Il lui avait fallu trois jours pour l’atteindre, dont un depuis qu’il avait abandonné le scaphandre vide de Sajaki sur le sol de la troisième coque, cinq cents kilomètres au-dessus de l’endroit où il se trouvait à présent. S’il prenait le temps de réfléchir à ces distances, il savait qu’il deviendrait fou, alors il évitait soigneusement d’y penser. Il était suffisamment perturbé par cet environnement rigoureusement étranger ; il ne voulait pas alimenter sa peur d’une dose additionnelle de claustrophobie. Et pourtant, il n’arrivait pas à éviter complètement ce train de réflexion, et derrière chaque pensée le narguait un sentiment de crainte écrasante, l’idée qu’à tout instant il pouvait faire une chose qui ferait chanceler le délicat équilibre de cet endroit et provoquerait la chute catastrophique de cette énorme et impossible voûte.
À chaque nouvelle strate qu’il traversait, il avait l’impression de découvrir une phase différente de la construction amarantine. Et un nouveau pan de son histoire aussi, sans doute, quoique rien ne soit jamais aussi simple. Les niveaux ne donnaient pas véritablement l’impression d’une progression méthodologique ; ils paraissaient plutôt suggérer des philosophies, des approches différentes. C’était comme si les premiers Amarantins qui étaient arrivés ici avaient trouvé quelque chose – mais quoi ? il n’en avait pas encore idée – et avaient pris la décision de l’englober dans une coque blindée artificielle, capable de se défendre toute seule. Puis de nouveaux arrivants avaient dû décider de protéger le tout, peut-être parce qu’ils pensaient que leurs fortifications étaient plus sûres. Les derniers visiteurs avaient poussé le principe plus loin en camouflant la croûte afin qu’elle ait l’air naturelle. Il était impossible de savoir sur quelle échelle de temps cette stratification s’était déroulée, et il évitait soigneusement de se poser la question. Peut-être les différentes couches avaient-elles été mises en place presque simultanément, mais peut-être aussi le processus s’était-il étendu sur les milliers d’années qui avaient séparé le départ du Voleur de Soleil avec les Bannis de son retour quasi divin.

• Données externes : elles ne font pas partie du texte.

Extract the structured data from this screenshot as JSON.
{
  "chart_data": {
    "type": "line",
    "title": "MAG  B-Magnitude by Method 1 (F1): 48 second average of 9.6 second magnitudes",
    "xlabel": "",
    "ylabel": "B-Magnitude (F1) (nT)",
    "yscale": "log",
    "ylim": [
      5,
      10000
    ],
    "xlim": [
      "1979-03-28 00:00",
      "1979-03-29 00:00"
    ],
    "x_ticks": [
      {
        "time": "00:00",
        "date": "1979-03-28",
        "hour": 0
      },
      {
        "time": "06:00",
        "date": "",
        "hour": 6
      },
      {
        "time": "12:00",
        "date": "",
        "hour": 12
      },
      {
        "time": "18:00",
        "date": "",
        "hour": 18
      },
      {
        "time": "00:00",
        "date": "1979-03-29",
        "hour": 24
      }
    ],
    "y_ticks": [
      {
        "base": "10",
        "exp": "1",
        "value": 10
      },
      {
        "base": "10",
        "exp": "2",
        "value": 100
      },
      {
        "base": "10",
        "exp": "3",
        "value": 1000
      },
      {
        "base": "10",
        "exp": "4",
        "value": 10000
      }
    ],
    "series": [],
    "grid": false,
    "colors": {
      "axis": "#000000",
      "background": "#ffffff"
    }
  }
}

Évidemment, il n’avait pas été spécialement réconforté par ce qu’il avait trouvé dans le scaphandre de Sajaki.
— Il n’a jamais été dedans, déclara Calvin, faisant irruption dans ses pensées. Le scaphandre était vide. Pas étonnant qu’il ne t’ait jamais laissé approcher.

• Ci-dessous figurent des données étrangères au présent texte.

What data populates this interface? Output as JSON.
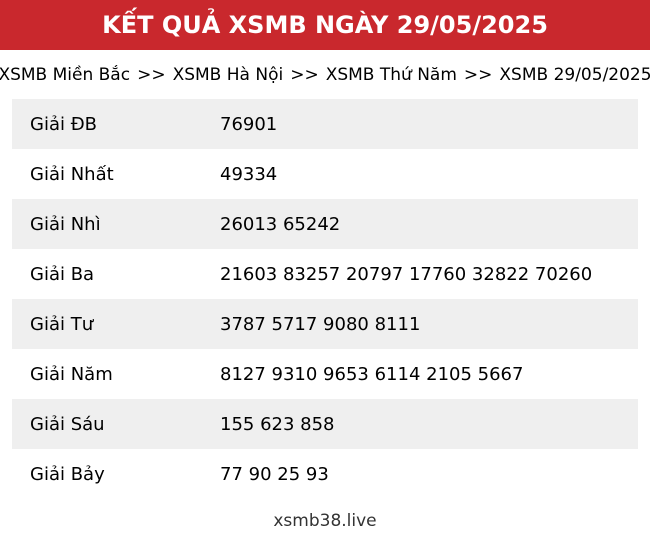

— Le salaud ! Le sale traître !
— Comme tu dis. Sauf que le sale traître, ce n’est pas vraiment Sajaki, hein ?
Sylveste s’efforçait désespérément de trouver une autre explication à ce paradoxe ; en vain.
— Mais si ce n’est pas Sajaki… commença-t-il.

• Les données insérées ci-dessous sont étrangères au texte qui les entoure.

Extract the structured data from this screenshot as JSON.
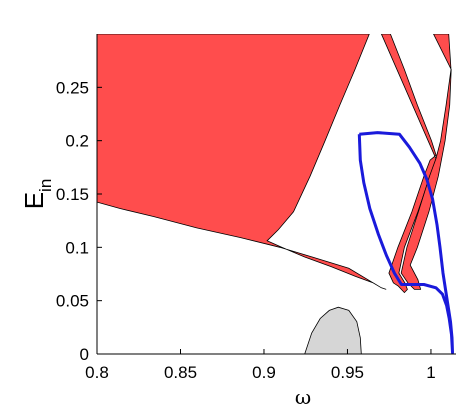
{
  "chart_data": {
    "type": "area",
    "xlabel": "ω",
    "ylabel": "E",
    "ylabel_subscript": "in",
    "xlim": [
      0.8,
      1.015
    ],
    "ylim": [
      0,
      0.3
    ],
    "x_ticks": [
      "0.8",
      "0.85",
      "0.9",
      "0.95",
      "1"
    ],
    "x_tick_values": [
      0.8,
      0.85,
      0.9,
      0.95,
      1.0
    ],
    "y_ticks": [
      "0",
      "0.05",
      "0.1",
      "0.15",
      "0.2",
      "0.25"
    ],
    "y_tick_values": [
      0,
      0.05,
      0.1,
      0.15,
      0.2,
      0.25
    ],
    "colors": {
      "red_region": "#ff4d4d",
      "gray_region": "#d6d6d6",
      "blue_curve": "#1a1adb",
      "outline": "#000000"
    },
    "red_main_region": [
      [
        0.8,
        0.3
      ],
      [
        0.9631,
        0.3
      ],
      [
        0.9544,
        0.2663
      ],
      [
        0.9454,
        0.2333
      ],
      [
        0.9366,
        0.2
      ],
      [
        0.9276,
        0.1667
      ],
      [
        0.9177,
        0.1333
      ],
      [
        0.9087,
        0.1167
      ],
      [
        0.9019,
        0.1061
      ],
      [
        0.9106,
        0.1
      ],
      [
        0.9244,
        0.0909
      ],
      [
        0.9404,
        0.0818
      ],
      [
        0.955,
        0.0727
      ],
      [
        0.9654,
        0.0667
      ],
      [
        0.9703,
        0.0621
      ],
      [
        0.9732,
        0.0606
      ],
      [
        0.9703,
        0.0621
      ],
      [
        0.9508,
        0.0803
      ],
      [
        0.9289,
        0.0909
      ],
      [
        0.9095,
        0.1
      ],
      [
        0.886,
        0.1091
      ],
      [
        0.8597,
        0.1182
      ],
      [
        0.8341,
        0.1288
      ],
      [
        0.8138,
        0.1364
      ],
      [
        0.8,
        0.1424
      ]
    ],
    "red_band_1": [
      [
        0.9703,
        0.3
      ],
      [
        0.9757,
        0.3
      ],
      [
        0.9841,
        0.2667
      ],
      [
        0.9919,
        0.2333
      ],
      [
        1.0003,
        0.2
      ],
      [
        1.0031,
        0.1864
      ],
      [
        0.9995,
        0.1818
      ],
      [
        0.9958,
        0.1667
      ],
      [
        0.9886,
        0.1333
      ],
      [
        0.9802,
        0.1
      ],
      [
        0.9748,
        0.0758
      ],
      [
        0.9775,
        0.0667
      ],
      [
        0.9805,
        0.0636
      ],
      [
        0.9841,
        0.0576
      ],
      [
        0.9859,
        0.0606
      ],
      [
        0.9844,
        0.0667
      ],
      [
        0.9808,
        0.0758
      ],
      [
        0.9841,
        0.1
      ],
      [
        0.9922,
        0.1333
      ],
      [
        0.9995,
        0.1667
      ],
      [
        1.003,
        0.183
      ]
    ],
    "red_band_2": [
      [
        1.0015,
        0.3
      ],
      [
        1.0106,
        0.3
      ],
      [
        1.012,
        0.2667
      ],
      [
        1.0091,
        0.2333
      ],
      [
        1.0058,
        0.2
      ],
      [
        1.003,
        0.1833
      ],
      [
        0.9991,
        0.1667
      ],
      [
        0.9925,
        0.1333
      ],
      [
        0.9856,
        0.1
      ],
      [
        0.9822,
        0.0758
      ],
      [
        0.9862,
        0.0667
      ],
      [
        0.9901,
        0.0606
      ],
      [
        0.9938,
        0.0606
      ],
      [
        0.9922,
        0.0697
      ],
      [
        0.9876,
        0.0833
      ],
      [
        0.9919,
        0.1
      ],
      [
        0.9988,
        0.1333
      ],
      [
        1.0044,
        0.1667
      ],
      [
        1.0085,
        0.2
      ],
      [
        1.0112,
        0.2333
      ],
      [
        1.0121,
        0.2667
      ]
    ],
    "gray_region": [
      [
        0.9244,
        0.0
      ],
      [
        0.9286,
        0.0197
      ],
      [
        0.9337,
        0.0333
      ],
      [
        0.9391,
        0.0409
      ],
      [
        0.9445,
        0.0439
      ],
      [
        0.9508,
        0.0409
      ],
      [
        0.9556,
        0.0303
      ],
      [
        0.9577,
        0.0152
      ],
      [
        0.9583,
        0.0
      ]
    ],
    "blue_curve": [
      [
        0.9571,
        0.2061
      ],
      [
        0.9679,
        0.2076
      ],
      [
        0.9811,
        0.2061
      ],
      [
        0.9871,
        0.1939
      ],
      [
        0.9934,
        0.1788
      ],
      [
        0.9976,
        0.1636
      ],
      [
        1.0009,
        0.1455
      ],
      [
        1.0036,
        0.1212
      ],
      [
        1.0054,
        0.1
      ],
      [
        1.0072,
        0.0758
      ],
      [
        1.0087,
        0.0606
      ],
      [
        1.0102,
        0.0455
      ],
      [
        1.0117,
        0.0303
      ],
      [
        1.0126,
        0.0152
      ],
      [
        1.0129,
        0.0015
      ],
      [
        1.0123,
        0.0182
      ],
      [
        1.0109,
        0.0333
      ],
      [
        1.0094,
        0.0455
      ],
      [
        1.0069,
        0.0561
      ],
      [
        1.003,
        0.0621
      ],
      [
        0.9958,
        0.0652
      ],
      [
        0.9868,
        0.0652
      ],
      [
        0.9823,
        0.0652
      ],
      [
        0.9781,
        0.0758
      ],
      [
        0.9733,
        0.0924
      ],
      [
        0.9685,
        0.1121
      ],
      [
        0.9634,
        0.1364
      ],
      [
        0.9598,
        0.1606
      ],
      [
        0.9577,
        0.1818
      ],
      [
        0.9571,
        0.2061
      ]
    ]
  }
}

Il n’alla pas au bout de sa pensée. Il se rappela qu’il ne l’avait pas vu en personne avant de quitter le vaisseau. Sajaki l’avait appelé depuis l’infirmerie, mais rien ne prouvait que c’était vraiment lui.
— Quelque chose faisait bien bouger ce scaphandre, avant qu’il ne s’écrase, répondit Calvin.
Il lui faisait son numéro favori et s’arrangeait pour avoir l’air absurdement calme, malgré la situation. Mais il n’y mettait pas le panache habituel.
— Pour moi, il n’y a qu’un coupable logique.
— Le Voleur de Soleil, articula Sylveste, comme s’il testait cette idée et la trouvait décidément répugnante. C’était lui, hein ? Khouri avait raison depuis le début.
— Je dirais qu’à ce stade il faudrait être fou furieux pour rejeter cette hypothèse. Tu veux que je continue ?
— Non, répondit Sylveste. Pas pour le moment. Laisse-moi le temps de réfléchir un peu, et puis tu pourras m’infliger tous les pieux aphorismes que tu voudras.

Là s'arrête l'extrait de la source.